Jona’s beklag en bestraffing

1. Dit was volstrekt kwalijk in de ogen van Jona en hij ontstak in woede. 2. Hij bad tot Yâ-hwéh en zei: “Och Yâ-hwéh, waren dit mijn woorden niet toen ik nog in mijn eigen land was? Daarom ben ik het voor geweest door naar Tarsis te vluchten! Want ik wist dat U genadig en barmhartig bent, geduldig en rijk aan goedertierenheid, Die berouw heeft over het kwaad. 3. Nu dan, Yâ-hwéh, neem toch mijn leven van mij weg; het is immers voor mij beter te sterven dan te leven.” 4. Maar Yâ-hwéh zei: “Ben je terecht in woede ontstoken?” 5. Toen verliet Jona de stad en ging ergens ten oosten van de stad zitten. Hij maakte daar voor zichzelf een afdak en ging daaronder in de schaduw zitten, tot hij zou zien wat er met de stad gebeurde. 6. En Yâ-hwéh beschikte een wonderboom en liet hem boven Jona opschieten, zodat er schaduw zou zijn boven zijn hoofd, om hem te bevrijden van zijn kwelling. Jona was erg blij met de wonderboom. 7. De volgende dag beschikte Yâ-hwéh bij het aanbreken van de dageraad een worm, die de wonderboom stak, zodat hij verdorde. 8. En het gebeurde, toen de zon opging, dat Yâ-hwéh een verzengende oostenwind beschikte. En de zon stak op het hoofd van Jona, zodat hij geheel uitgeput raakte.
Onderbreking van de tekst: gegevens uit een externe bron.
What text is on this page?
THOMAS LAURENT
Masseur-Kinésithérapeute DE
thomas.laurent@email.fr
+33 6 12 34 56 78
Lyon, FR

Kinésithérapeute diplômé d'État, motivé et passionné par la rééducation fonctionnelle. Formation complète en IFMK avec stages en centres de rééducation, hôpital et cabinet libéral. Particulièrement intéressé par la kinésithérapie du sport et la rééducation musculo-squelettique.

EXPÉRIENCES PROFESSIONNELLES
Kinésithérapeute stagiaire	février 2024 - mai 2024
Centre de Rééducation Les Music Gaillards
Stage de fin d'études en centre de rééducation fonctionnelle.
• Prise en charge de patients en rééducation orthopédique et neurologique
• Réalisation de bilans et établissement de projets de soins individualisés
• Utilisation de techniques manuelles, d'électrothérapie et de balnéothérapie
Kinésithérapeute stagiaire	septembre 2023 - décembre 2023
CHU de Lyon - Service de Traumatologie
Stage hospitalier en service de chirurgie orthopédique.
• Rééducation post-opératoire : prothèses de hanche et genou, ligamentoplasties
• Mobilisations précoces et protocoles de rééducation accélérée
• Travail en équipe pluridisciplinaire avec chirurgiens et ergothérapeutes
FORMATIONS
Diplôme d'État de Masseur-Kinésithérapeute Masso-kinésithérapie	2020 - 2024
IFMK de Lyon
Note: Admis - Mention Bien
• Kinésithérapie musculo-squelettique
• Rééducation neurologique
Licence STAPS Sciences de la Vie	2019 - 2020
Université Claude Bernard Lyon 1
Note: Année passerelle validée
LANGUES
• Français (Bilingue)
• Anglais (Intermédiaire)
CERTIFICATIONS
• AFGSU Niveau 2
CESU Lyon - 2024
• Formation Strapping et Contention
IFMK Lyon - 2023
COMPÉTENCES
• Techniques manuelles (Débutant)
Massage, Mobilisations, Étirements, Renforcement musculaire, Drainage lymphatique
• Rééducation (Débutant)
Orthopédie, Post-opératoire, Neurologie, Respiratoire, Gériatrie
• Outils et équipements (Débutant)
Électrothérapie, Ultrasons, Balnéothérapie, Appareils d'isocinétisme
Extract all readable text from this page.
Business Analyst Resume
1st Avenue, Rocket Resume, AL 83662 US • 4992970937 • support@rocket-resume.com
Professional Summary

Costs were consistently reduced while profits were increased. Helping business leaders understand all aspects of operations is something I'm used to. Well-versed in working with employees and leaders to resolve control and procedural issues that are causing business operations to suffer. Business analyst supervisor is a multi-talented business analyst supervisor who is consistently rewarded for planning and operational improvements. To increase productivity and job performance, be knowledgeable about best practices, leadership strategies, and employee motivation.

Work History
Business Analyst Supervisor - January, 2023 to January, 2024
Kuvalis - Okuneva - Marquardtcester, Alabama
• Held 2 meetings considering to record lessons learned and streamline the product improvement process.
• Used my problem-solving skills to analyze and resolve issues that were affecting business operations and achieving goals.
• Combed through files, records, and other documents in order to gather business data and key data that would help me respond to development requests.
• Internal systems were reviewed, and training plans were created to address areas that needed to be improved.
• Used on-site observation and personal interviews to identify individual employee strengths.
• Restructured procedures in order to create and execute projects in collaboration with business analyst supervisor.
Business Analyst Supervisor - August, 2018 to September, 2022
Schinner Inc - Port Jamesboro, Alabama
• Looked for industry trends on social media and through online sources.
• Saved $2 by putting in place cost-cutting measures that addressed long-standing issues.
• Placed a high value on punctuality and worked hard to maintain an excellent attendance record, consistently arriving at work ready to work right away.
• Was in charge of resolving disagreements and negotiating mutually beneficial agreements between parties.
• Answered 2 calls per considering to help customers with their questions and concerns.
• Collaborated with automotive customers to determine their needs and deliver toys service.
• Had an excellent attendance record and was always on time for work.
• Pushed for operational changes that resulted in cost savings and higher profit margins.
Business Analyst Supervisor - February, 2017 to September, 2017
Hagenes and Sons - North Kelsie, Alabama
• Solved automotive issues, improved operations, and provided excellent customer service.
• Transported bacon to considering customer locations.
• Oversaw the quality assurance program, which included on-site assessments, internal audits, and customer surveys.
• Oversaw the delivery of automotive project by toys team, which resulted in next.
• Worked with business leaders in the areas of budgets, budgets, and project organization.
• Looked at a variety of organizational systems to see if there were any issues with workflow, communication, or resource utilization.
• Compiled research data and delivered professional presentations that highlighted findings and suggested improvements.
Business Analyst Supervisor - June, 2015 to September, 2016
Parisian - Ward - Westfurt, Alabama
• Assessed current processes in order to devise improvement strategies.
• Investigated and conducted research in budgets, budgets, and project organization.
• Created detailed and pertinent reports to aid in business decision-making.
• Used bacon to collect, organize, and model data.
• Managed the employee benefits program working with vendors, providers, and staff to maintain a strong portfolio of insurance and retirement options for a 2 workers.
Hij verlangde ernaar te sterven en zei toen: “Het is voor mij beter te sterven dan te leven.” 9. Maar Yâ-hwéh zei tegen Jona: “Ben je terecht in woede ontstoken over die wonderboom?” Hij zei: “Terecht ben ik in woede ontstoken, tot de dood toe.” 10. Daarop zei Yâ-hwéh: “Jij ontziet die wonderboom, waarvoor je niet gezwoegd hebt en die je niet hebt laten groeien, die in één nacht ontstond en in één nacht verging. 11. Zou Ík dan die grote stad Ninevé niet ontzien, waarin meer dan honderdtwintigduizend mensen zijn die het verschil tussen hun rechter- en hun linkerhand niet weten, en daarbij veel vee?”